Department of Pharmacy, Radboud Institute for Health Sciences, Radboud University Medical Center, Geert Grooteplein zuid 10, 864, 6500 HB, Nijmegen, The Netherlands.
School of Pharmacy, Faculty of Medicine and Health, University of Sydney, Sydney, NSW, Australia.
Clin Pharmacokinet. 2021 Jul;60(7):943-953. doi: 10.1007/s40262-020-00971-2. Epub 2021 Feb 22.
This study aimed to develop and evaluate a population pharmacokinetic model and limited sampling strategy for isoniazid to be used in model-based therapeutic drug monitoring.
A population pharmacokinetic model was developed based on isoniazid and acetyl-isoniazid pharmacokinetic data from seven studies with in total 466 patients from three continents. Three limited sampling strategies were tested based on the available sampling times in the dataset and practical considerations. The tested limited sampling strategies sampled at 2, 4, and 6 h, 2 and 4 h, and 2 h after dosing. The model-predicted area under the concentration-time curve from 0 to 24 h (AUC) and the peak concentration from the limited sampling strategies were compared to predictions using the full pharmacokinetic curve. Bias and precision were assessed using the mean error (ME) and the root mean square error (RMSE), both expressed as a percentage of the mean model-predicted AUC or peak concentration on the full pharmacokinetic curve.
Performance of the developed model was acceptable and the uncertainty in parameter estimations was generally low (the highest relative standard error was 39% coefficient of variation). The limited sampling strategy with sampling at 2 and 4 h was determined as most suitable with an ME of 1.1% and RMSE of 23.4% for AUC prediction, and ME of 2.7% and RMSE of 23.8% for peak concentration prediction. For the performance of this strategy, it is important that data on both isoniazid and acetyl-isoniazid are used. If only data on isoniazid are available, a limited sampling strategy using 2, 4, and 6 h can be employed with an ME of 1.7% and RMSE of 20.9% for AUC prediction, and ME of 1.2% and RMSE of 23.8% for peak concentration prediction.
A model-based therapeutic drug monitoring strategy for personalized dosing of isoniazid using sampling at 2 and 4 h after dosing was successfully developed. Prospective evaluation of this strategy will show how it performs in a clinical therapeutic drug monitoring setting.
本研究旨在开发并评估异烟肼群体药代动力学模型和基于模型的治疗药物监测的有限采样策略。

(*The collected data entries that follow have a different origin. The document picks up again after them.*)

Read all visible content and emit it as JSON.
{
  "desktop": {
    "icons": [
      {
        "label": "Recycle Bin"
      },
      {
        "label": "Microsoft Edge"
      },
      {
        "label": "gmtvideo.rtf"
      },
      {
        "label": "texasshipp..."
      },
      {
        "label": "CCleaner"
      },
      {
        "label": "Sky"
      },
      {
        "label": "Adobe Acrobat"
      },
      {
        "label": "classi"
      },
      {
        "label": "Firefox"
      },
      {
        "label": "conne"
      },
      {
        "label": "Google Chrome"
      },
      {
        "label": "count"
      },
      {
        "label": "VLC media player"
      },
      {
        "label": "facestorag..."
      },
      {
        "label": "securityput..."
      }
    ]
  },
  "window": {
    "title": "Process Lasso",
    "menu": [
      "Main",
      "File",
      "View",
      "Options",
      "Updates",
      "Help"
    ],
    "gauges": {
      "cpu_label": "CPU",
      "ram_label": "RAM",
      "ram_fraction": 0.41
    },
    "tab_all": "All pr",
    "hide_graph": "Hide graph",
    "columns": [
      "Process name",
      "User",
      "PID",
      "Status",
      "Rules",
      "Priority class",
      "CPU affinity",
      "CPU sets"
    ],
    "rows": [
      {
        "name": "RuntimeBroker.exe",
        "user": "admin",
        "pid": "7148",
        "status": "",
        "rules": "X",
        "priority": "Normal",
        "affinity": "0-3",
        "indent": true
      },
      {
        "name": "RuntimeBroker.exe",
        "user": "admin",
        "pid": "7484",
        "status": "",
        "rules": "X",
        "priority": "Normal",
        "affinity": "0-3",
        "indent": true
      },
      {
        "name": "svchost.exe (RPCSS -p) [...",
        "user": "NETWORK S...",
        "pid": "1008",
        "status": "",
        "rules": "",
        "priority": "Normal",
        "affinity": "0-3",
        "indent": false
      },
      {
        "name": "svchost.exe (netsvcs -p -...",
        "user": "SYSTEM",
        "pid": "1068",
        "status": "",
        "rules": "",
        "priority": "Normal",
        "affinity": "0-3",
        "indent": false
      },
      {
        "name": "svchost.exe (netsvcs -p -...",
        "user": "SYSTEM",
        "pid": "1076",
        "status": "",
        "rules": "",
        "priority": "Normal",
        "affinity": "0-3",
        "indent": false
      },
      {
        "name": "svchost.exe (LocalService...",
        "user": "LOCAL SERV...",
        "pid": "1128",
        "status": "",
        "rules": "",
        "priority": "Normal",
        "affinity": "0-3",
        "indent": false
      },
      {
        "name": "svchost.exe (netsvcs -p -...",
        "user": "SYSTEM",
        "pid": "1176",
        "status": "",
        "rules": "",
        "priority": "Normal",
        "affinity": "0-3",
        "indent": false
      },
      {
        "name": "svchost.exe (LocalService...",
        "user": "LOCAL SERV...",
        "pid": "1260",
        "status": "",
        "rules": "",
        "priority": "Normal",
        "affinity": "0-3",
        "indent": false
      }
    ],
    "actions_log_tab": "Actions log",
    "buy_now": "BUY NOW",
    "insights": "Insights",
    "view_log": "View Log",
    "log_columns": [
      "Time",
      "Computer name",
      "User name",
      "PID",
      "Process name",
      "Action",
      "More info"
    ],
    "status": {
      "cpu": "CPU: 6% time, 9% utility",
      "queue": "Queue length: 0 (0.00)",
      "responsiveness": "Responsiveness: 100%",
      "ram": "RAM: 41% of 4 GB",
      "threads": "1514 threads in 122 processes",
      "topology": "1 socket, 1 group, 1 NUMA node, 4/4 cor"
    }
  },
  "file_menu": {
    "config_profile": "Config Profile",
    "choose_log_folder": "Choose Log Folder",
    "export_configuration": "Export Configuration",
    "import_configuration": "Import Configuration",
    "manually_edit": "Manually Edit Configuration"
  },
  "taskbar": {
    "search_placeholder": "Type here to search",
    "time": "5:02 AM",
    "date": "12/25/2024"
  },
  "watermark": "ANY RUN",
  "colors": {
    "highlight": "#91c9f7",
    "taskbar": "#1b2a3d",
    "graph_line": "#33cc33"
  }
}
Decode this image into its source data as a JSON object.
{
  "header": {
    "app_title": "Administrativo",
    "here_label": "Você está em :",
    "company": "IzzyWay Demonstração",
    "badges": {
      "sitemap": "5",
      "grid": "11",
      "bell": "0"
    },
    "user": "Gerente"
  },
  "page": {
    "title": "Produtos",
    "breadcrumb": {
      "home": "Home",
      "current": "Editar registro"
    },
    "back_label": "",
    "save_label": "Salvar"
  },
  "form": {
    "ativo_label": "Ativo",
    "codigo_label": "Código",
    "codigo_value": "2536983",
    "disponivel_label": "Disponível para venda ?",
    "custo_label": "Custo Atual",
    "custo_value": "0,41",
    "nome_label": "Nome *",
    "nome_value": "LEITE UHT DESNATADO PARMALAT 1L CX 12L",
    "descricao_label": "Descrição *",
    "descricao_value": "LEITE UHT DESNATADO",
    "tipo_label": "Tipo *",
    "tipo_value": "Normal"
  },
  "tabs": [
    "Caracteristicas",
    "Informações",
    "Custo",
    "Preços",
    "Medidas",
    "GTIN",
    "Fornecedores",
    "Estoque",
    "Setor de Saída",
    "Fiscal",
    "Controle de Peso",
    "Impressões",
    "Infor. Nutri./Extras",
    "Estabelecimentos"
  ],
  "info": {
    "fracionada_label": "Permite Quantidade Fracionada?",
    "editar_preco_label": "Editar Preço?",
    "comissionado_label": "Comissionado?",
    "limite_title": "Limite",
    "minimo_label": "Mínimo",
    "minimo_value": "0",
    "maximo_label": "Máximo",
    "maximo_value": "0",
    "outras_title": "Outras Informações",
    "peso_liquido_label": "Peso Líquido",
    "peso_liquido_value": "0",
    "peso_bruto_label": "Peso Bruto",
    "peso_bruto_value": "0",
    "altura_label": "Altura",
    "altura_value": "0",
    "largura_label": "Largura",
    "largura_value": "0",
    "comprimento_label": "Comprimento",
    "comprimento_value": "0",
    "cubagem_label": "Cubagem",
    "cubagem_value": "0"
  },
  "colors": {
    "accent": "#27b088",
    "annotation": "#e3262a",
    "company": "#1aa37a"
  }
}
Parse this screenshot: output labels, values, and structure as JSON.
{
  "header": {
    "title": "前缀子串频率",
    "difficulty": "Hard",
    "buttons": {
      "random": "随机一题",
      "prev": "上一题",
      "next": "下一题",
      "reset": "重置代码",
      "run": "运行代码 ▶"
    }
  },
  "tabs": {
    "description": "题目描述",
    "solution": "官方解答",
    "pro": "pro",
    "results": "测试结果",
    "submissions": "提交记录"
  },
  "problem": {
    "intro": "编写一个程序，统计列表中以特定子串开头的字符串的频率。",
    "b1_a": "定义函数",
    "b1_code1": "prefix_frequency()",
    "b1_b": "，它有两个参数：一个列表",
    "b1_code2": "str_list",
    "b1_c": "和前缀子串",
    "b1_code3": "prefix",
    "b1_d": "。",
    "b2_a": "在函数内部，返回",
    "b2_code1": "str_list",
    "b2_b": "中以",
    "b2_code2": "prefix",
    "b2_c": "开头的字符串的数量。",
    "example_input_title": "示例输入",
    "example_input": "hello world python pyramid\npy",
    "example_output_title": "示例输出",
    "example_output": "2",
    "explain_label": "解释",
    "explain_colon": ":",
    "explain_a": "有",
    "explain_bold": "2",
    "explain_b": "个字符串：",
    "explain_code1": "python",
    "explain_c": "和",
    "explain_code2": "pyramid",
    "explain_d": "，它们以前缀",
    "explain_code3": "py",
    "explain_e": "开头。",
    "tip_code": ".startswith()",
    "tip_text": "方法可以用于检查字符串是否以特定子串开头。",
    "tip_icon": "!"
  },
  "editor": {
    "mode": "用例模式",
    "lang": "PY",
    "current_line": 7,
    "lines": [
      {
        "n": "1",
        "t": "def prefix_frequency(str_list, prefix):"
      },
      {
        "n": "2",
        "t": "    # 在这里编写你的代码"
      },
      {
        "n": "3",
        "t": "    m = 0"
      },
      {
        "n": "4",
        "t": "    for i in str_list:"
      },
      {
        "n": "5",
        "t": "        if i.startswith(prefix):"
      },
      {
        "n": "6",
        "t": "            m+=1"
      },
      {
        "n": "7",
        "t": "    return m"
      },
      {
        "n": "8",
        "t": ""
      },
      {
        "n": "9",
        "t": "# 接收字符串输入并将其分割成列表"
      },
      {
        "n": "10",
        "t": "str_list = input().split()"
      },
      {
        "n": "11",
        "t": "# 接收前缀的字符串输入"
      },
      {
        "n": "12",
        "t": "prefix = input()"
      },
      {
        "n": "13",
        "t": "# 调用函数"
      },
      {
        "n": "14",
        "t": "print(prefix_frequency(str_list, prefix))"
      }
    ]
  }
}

基于来自三大洲的 7 项研究中 466 例患者的异烟肼和乙酰异烟肼药代动力学数据,建立了群体药代动力学模型。根据数据集中的可用采样时间和实际考虑,测试了 3 种有限采样策略。所测试的有限采样策略在给药后 2、4 和 6 小时,2 和 4 小时以及 2 小时采样。比较了有限采样策略模型预测的 0 至 24 小时(AUC)和峰浓度与使用全药代动力学曲线的预测结果。使用平均误差(ME)和均方根误差(RMSE)评估偏差和精度,两者均表示为全药代动力学曲线模型预测 AUC 或峰浓度的百分比。
所开发模型的性能可接受,参数估计的不确定性通常较低(最高相对标准误差为 39%变异系数)。采样时间为 2 和 4 小时的有限采样策略被确定为最适合的策略,AUC 预测的 ME 为 1.1%,RMSE 为 23.4%,峰浓度预测的 ME 为 2.7%,RMSE 为 23.8%。对于该策略的性能,重要的是使用异烟肼和乙酰异烟肼的数据。如果仅获得异烟肼的数据,则可以使用采样时间为 2、4 和 6 小时的有限采样策略,AUC 预测的 ME 为 1.7%,RMSE 为 20.9%,峰浓度预测的 ME 为 1.2%,RMSE 为 23.8%。
成功开发了一种基于模型的治疗药物监测策略,用于根据给药后 2 和 4 小时的采样对异烟肼进行个体化给药。该策略的前瞻性评估将展示其在临床治疗药物监测环境中的表现。